首页 > 编程问答 >本地训练 Llama-2-7b-hf 模型时 CUDA 内存不足

本地训练 Llama-2-7b-hf 模型时 CUDA 内存不足

时间:2024-07-22 10:33:22浏览次数:16  
标签:python pytorch artificial-intelligence huggingface-transformers

我想在我的笔记本电脑上本地微调meta-llama/Llama-2-7b-hf。实例化 Trainer 类时,我的 CUDA 内存不足。我有 16Gb 系统 RAM 和带有 6Gb GPU 内存的 GTX 1060。我已将模型层拆分为 CPU 和 GPU,以防止 GPU 填满并使用小批量大小。然而,当实例化训练器类时,代码再次尝试填充 GPU,但内存不足。我厌倦了 Chat-GPT 的一些建议并使用了自定义培训器,但仍然不起作用。是否可以在本地训练“meta-llama/Llama-2-7b-hf”模型?下面我缺少什么?

import pandas as pd
from datasets import load_dataset, Dataset
from transformers import AutoTokenizer, AutoModelForSequenceClassification, TrainingArguments, Trainer, BitsAndBytesConfig, AutoConfig
import torch
from peft import get_peft_model, LoraConfig, TaskType
from transformers import DefaultDataCollator

from huggingface_hub import login
login(token='hf_abcdefghijklmnopqrstuvwxyz')

import os
os.environ['PYTORCH_CUDA_ALLOC_CONF'] = 'max_split_size_mb:64'
os.environ['TRANSFORMERS_CACHE'] = '~/.cache/huggingface/transformers/'


##########################
class CustomTrainer(Trainer):
    def training_step(self, model, inputs):
        model.train()
        inputs = self._prepare_inputs(inputs)
        outputs = model(**inputs)
        loss = outputs.loss
        return loss

    def evaluation_step(self, model, inputs):
        model.eval()
        inputs = self._prepare_inputs(inputs)
        with torch.no_grad():
            outputs = model(**inputs)
        return outputs

    def _prepare_inputs(self, inputs):
        for k, v in inputs.items():
            if isinstance(v, torch.Tensor):
                device = gpu if 'input_ids' in k else cpu  # Adjust based on your logic
                inputs[k] = v.to(device)
        return inputs
##########################       
    
# Load your dataset
def load_data(train_path, val_path):
    train_df = pd.read_csv(train_path)
    val_df = pd.read_csv(val_path)

    train_dataset = Dataset.from_pandas(train_df)
    val_dataset = Dataset.from_pandas(val_df)

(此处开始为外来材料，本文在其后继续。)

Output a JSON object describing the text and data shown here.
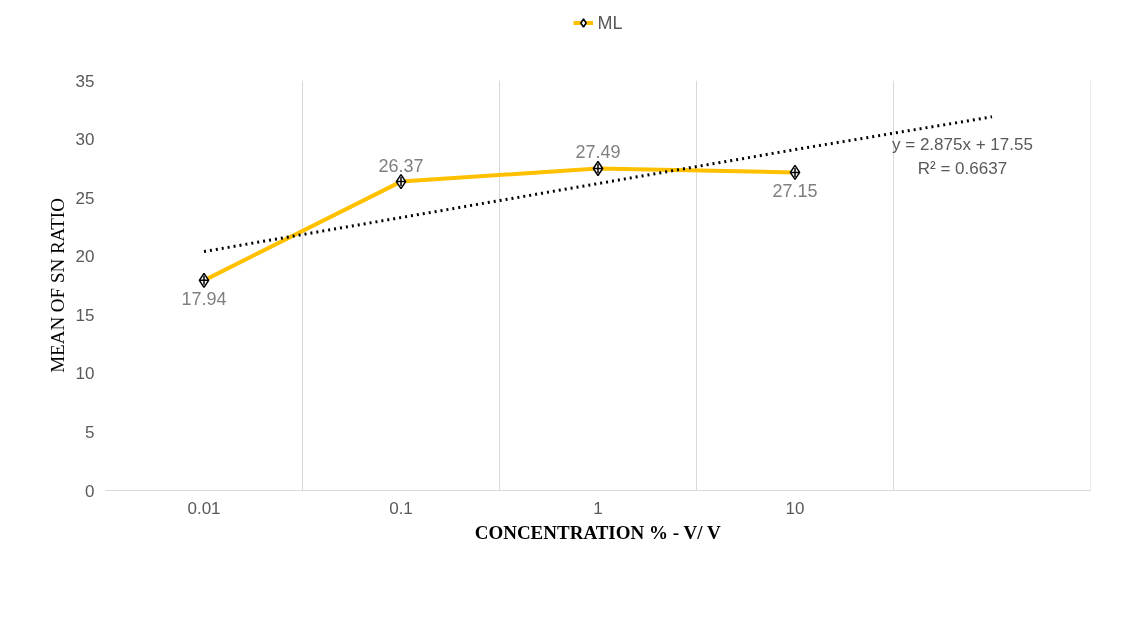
{
  "chart_data": {
    "type": "line",
    "xlabel": "CONCENTRATION % - V/ V",
    "ylabel": "MEAN OF SN RATIO",
    "categories": [
      "0.01",
      "0.1",
      "1",
      "10",
      null
    ],
    "series": [
      {
        "name": "ML",
        "color": "#ffc000",
        "values": [
          17.94,
          26.37,
          27.49,
          27.15,
          null
        ],
        "value_labels": [
          "17.94",
          "26.37",
          "27.49",
          "27.15",
          null
        ]
      },
      {
        "color": "#000000",
        "line_style": "dotted",
        "marker": "none",
        "values": [
          20.4,
          23.3,
          26.2,
          29.1,
          31.9
        ]
      }
    ],
    "ylim": [
      0,
      35
    ],
    "yticks": [
      0,
      5,
      10,
      15,
      20,
      25,
      30,
      35
    ],
    "marker": "diamond",
    "grid": "x",
    "legend": "top",
    "annotations": [
      "y = 2.875x + 17.55",
      "R² = 0.6637"
    ]
  }
}
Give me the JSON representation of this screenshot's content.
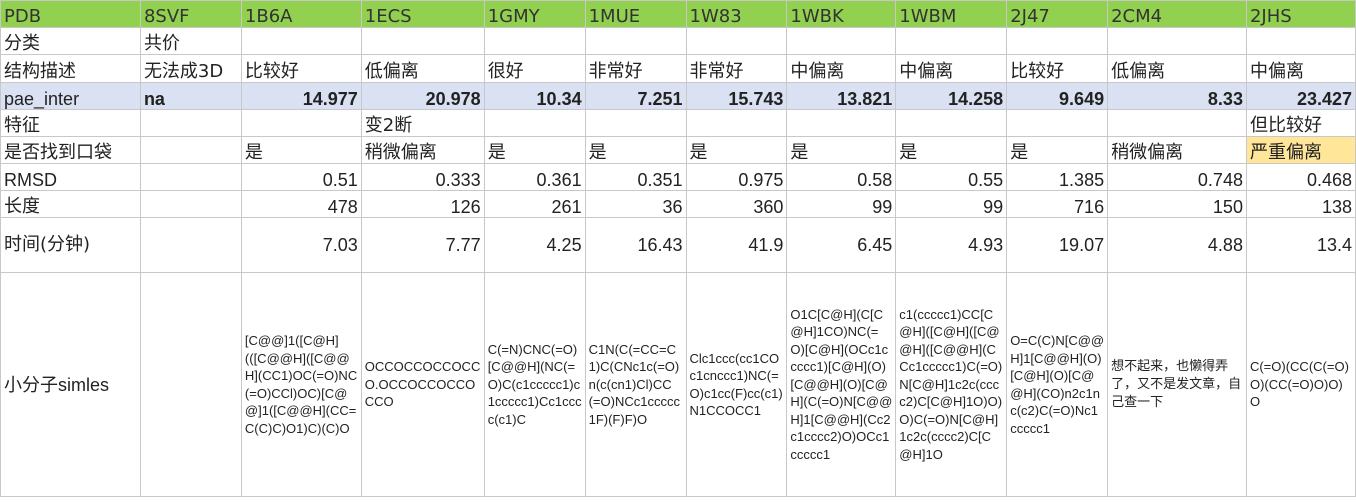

    return train_dataset, val_dataset

# Preprocess the data
def preprocess_function(examples, tokenizer, max_length=128):
    return tokenizer(examples['text'], padding='max_length', truncation=True, max_length=max_length)

# Main function to fine-tune the model
def fine_tune_model(model_name, train_dataset, val_dataset, output_dir, num_labels, local_model_path, num_train_epochs=3):

    # Load LLaMA tokenizer
    tokenizer = AutoTokenizer.from_pretrained(local_model_path)
    tokenizer.pad_token = tokenizer.eos_token
    tokenizer.padding_side = "right" # Fix weird overflow issue with fp16 training

    #tokenizer = AutoTokenizer.from_pretrained(model_name)
    #if tokenizer.pad_token is None:
    #    tokenizer.add_special_tokens({'pad_token': '[PAD]'})
    
    tokenized_train = train_dataset.map(lambda x: preprocess_function(x, tokenizer), batched=True)
    tokenized_val = val_dataset.map(lambda x: preprocess_function(x, tokenizer), batched=True)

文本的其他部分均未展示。